The religion teacher, being the good mediator she was, reacted promptly, and she identified the problem.

And her solution to that problem was through a group therapy session a few days after the incident.

I, being the quite, introverted kid I was at the time, refused to participate in this sham of a punishment. I tried telling my religion teacher about the history I had with this kid, but she didn't listen or didn't care. I think she had seen one too many episodes of Dr. Phil and was convinced that she could turn our relationship around.

The therapy session, attended by my father and the bully's parents, probably had a lot of religious references and quoting of scripture.
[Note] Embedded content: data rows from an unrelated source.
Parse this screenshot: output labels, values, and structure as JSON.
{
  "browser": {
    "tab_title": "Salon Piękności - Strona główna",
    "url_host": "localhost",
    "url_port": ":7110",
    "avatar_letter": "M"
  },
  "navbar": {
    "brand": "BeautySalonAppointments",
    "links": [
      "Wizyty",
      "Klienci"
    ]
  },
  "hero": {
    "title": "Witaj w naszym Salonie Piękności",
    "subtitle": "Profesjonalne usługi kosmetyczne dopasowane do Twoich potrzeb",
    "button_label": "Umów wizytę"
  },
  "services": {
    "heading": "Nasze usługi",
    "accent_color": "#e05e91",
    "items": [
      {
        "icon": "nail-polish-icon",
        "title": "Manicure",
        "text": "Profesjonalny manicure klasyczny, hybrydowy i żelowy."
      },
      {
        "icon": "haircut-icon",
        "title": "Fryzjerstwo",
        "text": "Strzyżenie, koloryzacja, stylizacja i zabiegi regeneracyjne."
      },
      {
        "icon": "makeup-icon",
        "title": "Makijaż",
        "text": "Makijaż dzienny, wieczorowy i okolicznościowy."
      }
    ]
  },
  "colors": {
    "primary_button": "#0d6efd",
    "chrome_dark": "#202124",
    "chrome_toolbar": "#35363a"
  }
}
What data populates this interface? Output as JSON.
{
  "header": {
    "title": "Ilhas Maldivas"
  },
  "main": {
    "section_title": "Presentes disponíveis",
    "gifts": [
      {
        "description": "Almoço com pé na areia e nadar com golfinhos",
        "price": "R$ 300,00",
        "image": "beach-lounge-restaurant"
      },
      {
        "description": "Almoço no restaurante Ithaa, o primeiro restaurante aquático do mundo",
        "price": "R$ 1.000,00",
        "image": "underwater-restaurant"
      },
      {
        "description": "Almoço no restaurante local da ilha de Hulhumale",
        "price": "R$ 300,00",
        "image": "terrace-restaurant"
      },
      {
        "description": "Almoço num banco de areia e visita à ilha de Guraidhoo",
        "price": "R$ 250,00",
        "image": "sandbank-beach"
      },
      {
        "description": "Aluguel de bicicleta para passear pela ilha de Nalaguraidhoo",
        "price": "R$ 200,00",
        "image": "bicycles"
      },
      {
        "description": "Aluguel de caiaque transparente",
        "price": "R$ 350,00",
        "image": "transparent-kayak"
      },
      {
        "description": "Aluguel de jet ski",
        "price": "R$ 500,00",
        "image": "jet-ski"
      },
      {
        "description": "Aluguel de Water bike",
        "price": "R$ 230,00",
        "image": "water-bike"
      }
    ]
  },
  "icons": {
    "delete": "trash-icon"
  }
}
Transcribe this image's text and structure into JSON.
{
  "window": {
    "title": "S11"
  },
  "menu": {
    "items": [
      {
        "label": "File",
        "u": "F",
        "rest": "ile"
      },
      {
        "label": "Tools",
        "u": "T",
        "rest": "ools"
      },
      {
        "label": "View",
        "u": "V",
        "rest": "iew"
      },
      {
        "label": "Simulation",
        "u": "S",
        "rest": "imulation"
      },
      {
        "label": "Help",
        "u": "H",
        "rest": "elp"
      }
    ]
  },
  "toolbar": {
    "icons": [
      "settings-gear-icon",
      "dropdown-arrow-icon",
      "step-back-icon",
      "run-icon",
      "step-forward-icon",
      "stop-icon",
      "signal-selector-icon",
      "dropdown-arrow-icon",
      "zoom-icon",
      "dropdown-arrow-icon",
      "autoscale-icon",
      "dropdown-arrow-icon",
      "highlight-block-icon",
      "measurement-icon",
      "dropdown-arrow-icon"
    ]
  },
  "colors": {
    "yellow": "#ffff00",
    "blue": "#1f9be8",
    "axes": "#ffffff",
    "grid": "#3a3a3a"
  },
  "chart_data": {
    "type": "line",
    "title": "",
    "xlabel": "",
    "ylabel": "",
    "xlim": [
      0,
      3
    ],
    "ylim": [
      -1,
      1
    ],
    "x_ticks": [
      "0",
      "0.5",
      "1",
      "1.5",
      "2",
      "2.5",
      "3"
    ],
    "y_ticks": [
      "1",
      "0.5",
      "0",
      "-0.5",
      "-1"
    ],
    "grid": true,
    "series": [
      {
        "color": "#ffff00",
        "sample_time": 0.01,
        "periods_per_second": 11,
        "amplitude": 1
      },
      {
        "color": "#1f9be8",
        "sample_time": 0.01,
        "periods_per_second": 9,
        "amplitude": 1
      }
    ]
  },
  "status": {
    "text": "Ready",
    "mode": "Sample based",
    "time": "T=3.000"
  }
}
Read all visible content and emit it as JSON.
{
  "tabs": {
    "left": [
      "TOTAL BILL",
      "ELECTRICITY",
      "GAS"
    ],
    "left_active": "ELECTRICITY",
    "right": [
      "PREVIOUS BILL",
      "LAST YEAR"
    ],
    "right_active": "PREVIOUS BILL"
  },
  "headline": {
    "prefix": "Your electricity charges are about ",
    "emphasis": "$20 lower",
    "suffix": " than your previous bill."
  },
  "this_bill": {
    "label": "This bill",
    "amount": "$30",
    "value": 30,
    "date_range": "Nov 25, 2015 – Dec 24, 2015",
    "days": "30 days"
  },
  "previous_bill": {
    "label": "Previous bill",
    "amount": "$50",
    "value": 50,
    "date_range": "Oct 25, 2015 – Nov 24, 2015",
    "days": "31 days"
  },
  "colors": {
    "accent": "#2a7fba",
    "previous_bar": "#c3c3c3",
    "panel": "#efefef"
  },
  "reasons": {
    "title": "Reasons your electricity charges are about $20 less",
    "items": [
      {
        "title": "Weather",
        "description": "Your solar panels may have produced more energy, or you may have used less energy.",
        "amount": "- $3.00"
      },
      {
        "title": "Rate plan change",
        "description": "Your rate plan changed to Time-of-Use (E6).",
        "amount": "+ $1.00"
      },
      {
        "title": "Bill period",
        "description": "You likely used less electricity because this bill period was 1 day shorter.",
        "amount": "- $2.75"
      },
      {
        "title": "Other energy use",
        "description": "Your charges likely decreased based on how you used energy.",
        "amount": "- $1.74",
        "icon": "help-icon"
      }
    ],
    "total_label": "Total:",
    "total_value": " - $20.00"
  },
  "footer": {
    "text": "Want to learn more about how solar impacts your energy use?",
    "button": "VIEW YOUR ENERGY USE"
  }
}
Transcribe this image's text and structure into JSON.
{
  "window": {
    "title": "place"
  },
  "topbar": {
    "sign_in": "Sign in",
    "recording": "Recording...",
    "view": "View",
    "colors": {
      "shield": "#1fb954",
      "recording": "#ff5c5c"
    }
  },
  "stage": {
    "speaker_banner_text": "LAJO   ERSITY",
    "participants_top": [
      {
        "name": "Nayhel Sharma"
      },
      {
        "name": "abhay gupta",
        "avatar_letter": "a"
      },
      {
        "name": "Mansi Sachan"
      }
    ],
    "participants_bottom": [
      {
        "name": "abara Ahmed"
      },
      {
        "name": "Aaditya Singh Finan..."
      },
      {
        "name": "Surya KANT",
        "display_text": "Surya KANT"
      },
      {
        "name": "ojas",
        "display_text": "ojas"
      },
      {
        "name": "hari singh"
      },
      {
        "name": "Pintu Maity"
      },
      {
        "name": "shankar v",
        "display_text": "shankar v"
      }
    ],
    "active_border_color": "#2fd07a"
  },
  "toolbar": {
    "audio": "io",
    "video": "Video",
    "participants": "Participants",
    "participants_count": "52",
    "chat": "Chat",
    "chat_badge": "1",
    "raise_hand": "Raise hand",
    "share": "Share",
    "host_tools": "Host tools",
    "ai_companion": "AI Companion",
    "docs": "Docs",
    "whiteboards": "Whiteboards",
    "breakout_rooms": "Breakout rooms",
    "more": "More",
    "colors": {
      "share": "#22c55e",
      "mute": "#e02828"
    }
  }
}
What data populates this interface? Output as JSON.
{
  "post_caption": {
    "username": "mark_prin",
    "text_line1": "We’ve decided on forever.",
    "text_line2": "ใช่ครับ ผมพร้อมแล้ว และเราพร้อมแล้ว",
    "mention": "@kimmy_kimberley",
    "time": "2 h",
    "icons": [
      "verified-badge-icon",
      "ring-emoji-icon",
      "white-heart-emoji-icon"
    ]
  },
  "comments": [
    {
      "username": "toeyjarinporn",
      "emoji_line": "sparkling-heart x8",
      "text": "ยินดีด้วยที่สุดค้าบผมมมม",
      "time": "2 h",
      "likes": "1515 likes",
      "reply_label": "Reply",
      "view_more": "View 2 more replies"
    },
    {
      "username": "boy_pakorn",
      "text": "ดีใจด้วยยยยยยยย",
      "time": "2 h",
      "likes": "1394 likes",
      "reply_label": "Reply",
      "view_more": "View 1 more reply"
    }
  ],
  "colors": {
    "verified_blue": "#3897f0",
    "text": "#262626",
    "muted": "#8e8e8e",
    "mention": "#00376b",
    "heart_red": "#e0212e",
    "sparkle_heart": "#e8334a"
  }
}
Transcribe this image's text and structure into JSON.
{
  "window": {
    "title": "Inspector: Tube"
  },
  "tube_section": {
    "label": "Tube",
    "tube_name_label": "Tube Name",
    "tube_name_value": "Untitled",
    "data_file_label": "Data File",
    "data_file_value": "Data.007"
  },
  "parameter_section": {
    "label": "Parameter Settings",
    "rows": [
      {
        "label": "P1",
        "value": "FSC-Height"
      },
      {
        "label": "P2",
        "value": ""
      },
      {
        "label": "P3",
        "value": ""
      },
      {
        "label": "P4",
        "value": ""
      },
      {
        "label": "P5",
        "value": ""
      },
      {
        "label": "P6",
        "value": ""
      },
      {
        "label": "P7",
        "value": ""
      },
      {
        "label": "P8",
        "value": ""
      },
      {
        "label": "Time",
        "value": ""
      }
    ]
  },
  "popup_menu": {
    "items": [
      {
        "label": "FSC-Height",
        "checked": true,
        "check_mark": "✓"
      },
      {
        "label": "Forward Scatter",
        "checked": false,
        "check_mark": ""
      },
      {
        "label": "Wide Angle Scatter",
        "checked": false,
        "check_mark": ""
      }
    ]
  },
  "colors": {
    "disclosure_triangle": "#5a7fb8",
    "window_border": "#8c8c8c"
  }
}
I don't remember much, but I do remember that at the end of the therapy session, we were told to shake hands.

The other kid, of course, was eager to do so.

I was very hesitant until I learned that my religion teacher wouldn't let us go home until we both shook hands. A similar scene plays out in the movie as well.

Nothing changed just because I had a chat with my bully.

There were days in middle school that I just didn't want to go to school because of how this bully and some of his buddies treated me.

I don't think my bullying is all that extreme.

But it could've been worse. And my heart goes out to all the people who had tougher times, and are going through tougher times than I did.

I can only hope that, especially among males, that there won't be a stigma about being bullied. That it's okay to go to a teacher, a supervisor, an adult. And I hope those adults, especially in the school system, will have the cajones to aggressively deal with bullying and put a stop to it before something life changing happens.

Finally, I found this via CNN of Kevin Smiley, who is featured in the film. His son, Ty, killed himself after being suspended from school. According to Tulsa World, Ty was suspended for retaliating against his bully. Someone who had a history of bullying Ty, and continued to bully others after Ty's death. It is a powerful clip, but Ty's death was something that should never have happened.